Configuration
Altor Vec exposes a focused set of configuration options because approximate nearest-neighbor search quality depends heavily on the structure of the index. The most important settings are the HNSW graph parameters m, ef_construction, and ef_search. They control how many links each node maintains, how much work the engine performs while building the graph, and how broadly the graph is explored during querying. Small changes in these values can produce meaningful differences in recall, latency, and peak memory usage.
Treat configuration as an empirical exercise rather than a one-time guess. The best values for a documentation corpus with short chunks are often different from those for product catalogs, code search, or multimodal embeddings. Establish a baseline dataset and run repeated evaluations before standardizing on a production profile.
HNSW Parameters
m controls the maximum number of outgoing connections per node. Higher values generally improve graph quality and recall, but they also increase memory consumption. For many text-search workloads, m values between 12 and 32 are a sensible starting range.
ef_construction controls how much search effort is spent when inserting items into the graph. A larger value typically produces a better-connected index, which improves later query quality, but indexing takes longer.
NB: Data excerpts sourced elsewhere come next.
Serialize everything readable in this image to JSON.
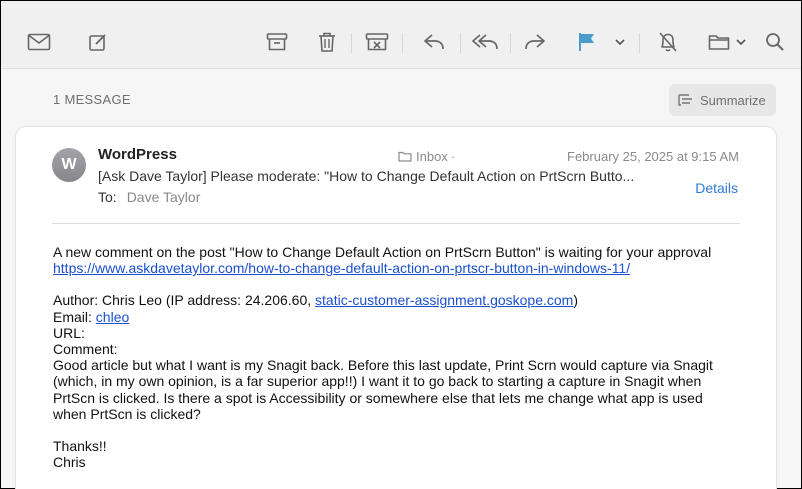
{
  "toolbar": {
    "icons": [
      "envelope-icon",
      "compose-icon",
      "archive-icon",
      "trash-icon",
      "junk-icon",
      "reply-icon",
      "reply-all-icon",
      "forward-icon",
      "flag-icon",
      "chevron-down-icon",
      "mute-bell-icon",
      "folder-icon",
      "search-icon"
    ],
    "flag_color": "#4a9cc9"
  },
  "message_count": "1 MESSAGE",
  "summarize_label": "Summarize",
  "email": {
    "avatar_initial": "W",
    "sender": "WordPress",
    "folder": "Inbox",
    "date": "February 25, 2025 at 9:15 AM",
    "subject": "[Ask Dave Taylor] Please moderate: \"How to Change Default Action on PrtScrn Butto...",
    "details_label": "Details",
    "to_label": "To:",
    "to_name": "Dave Taylor",
    "body": {
      "intro": "A new comment on the post \"How to Change Default Action on PrtScrn Button\" is waiting for your approval",
      "post_link": "https://www.askdavetaylor.com/how-to-change-default-action-on-prtscr-button-in-windows-11/",
      "author_prefix": "Author: Chris Leo (IP address: 24.206.60, ",
      "author_host": "static-customer-assignment.goskope.com",
      "author_suffix": ")",
      "email_label": "Email: ",
      "email_value": "chleo",
      "url_label": "URL:",
      "comment_label": "Comment:",
      "comment_lines": [
        "Good article but what I want is my Snagit back.  Before this last update, Print Scrn would capture via Snagit",
        "(which, in my own opinion, is a far superior app!!)   I want it to go back to starting a capture in Snagit when",
        "PrtScn is clicked.   Is there a spot is Accessibility or somewhere else that lets me change what app is used",
        "when PrtScn is clicked?"
      ],
      "signoff": "Thanks!!",
      "signature": "Chris"
    }
  }
}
ef_search affects query-time exploration. If your results look unstable or low recall is hurting relevance, increasing ef_search is often the first adjustment to try.
const engine = await WasmSearchEngine.create({
dimensions: 384,
m: 16,
efConstruction: 128,
});
const results = await engine.search(queryVector, {
limit: 5,
efSearch: 80,
});
Choosing Defaults
For interactive search, start with moderate settings and measure. A common pattern is m = 16, ef_construction = 100–200, and ef_search = 40–100. If your corpus is small, you can afford larger search values without noticeable user impact. If your corpus is large or runs in a constrained browser tab, lower graph density may be the better trade-off.
Also remember that configuration does not replace good data preparation. Poor chunk boundaries, duplicate records, inconsistent metadata, or noisy embeddings can overwhelm the benefits of fine-tuned HNSW parameters. Tune the index, but keep evaluating the content pipeline that feeds it.